I was wondering if anyone had found an aesthetically acceptable way to digitally sign PDF documents? Ideally this would include an image that somewhat resembles wet ink signature.
Okular on KDE supports digital signatures but the output is ugly and graphical signatures are basically unsupported. DocuSign is cross platform, and while the signatures look cleaner and more professional it is cloud based and isn’t FOSS…
Hmm this does appear to be trickier than I’d assumed.

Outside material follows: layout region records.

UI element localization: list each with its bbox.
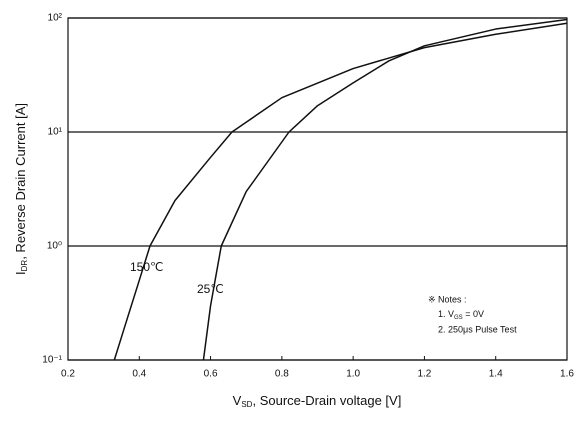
x-tick-label: 0.4 bbox=[132, 369, 146, 380]
series-label: 150℃ bbox=[130, 260, 164, 274]
notes-title: ※ Notes : bbox=[428, 294, 467, 304]
y-tick-label: 10⁻¹ bbox=[42, 355, 62, 366]
x-axis-label: VSD, Source-Drain voltage [V] bbox=[233, 393, 402, 409]
y-tick-label: 10¹ bbox=[48, 127, 63, 138]
note-1: 1. VGS = 0V bbox=[438, 309, 484, 320]
x-tick-label: 1.4 bbox=[489, 369, 503, 380]
series-line bbox=[202, 18, 568, 361]
x-tick-label: 0.2 bbox=[61, 369, 75, 380]
series-label: 25℃ bbox=[197, 282, 224, 296]
y-tick-label: 10⁰ bbox=[47, 241, 62, 252]
x-tick-label: 0.8 bbox=[275, 369, 289, 380]
x-tick-label: 1.0 bbox=[346, 369, 360, 380]
y-tick-label: 10² bbox=[48, 13, 63, 24]
note-2: 2. 250μs Pulse Test bbox=[438, 324, 517, 334]
y-axis-label: IDR, Reverse Drain Current [A] bbox=[13, 103, 29, 275]
x-tick-label: 1.6 bbox=[560, 369, 574, 380]
x-tick-label: 1.2 bbox=[417, 369, 431, 380]
x-tick-label: 0.6 bbox=[204, 369, 218, 380]
notes: ※ Notes : 1. VGS = 0V 2. 250μs Pulse Tes… bbox=[428, 294, 517, 334]
plot-frame bbox=[67, 17, 568, 361]
series-line bbox=[113, 22, 568, 361]
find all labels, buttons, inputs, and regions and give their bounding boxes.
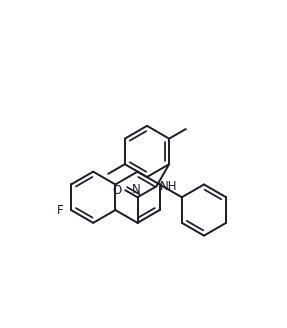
Text: O: O [112, 184, 121, 197]
Text: N: N [132, 183, 141, 196]
Text: F: F [57, 204, 64, 216]
Text: NH: NH [159, 180, 177, 193]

I’ll have to do some more digging, I’ve just been using my work computer since it’s all setup for signing using Adobe.
digital signatures that are a type of electronic signature that uses a certificate-based digital ID, or
conventional digital handwritten signatures, input either as image or by “Stylus”-pen?
If its the second, I would suggest opening the PDF in Xournal++ (install with sudo pacman -S xournalpp) and either insert and place and resize an image of your signature, or if you have a graphics tablet or a touchscreen with pen input, easily input your signature as vector overlay wherever you want in the pdf.
You can then export as a new PDF with your signature. If you need to flatten the pdf just print to pdf with cups-pdf.
Actually it is both. I want to digitally sign PDFs with a cryptographic key and also include a wet-ink style signature. The problem is that anybody who has received a signed document from me can forge my signature, but digital signatures from FOSS PDF apps look ugly/unprofessional. DocuSign offers the benefits of both but it is proprietary.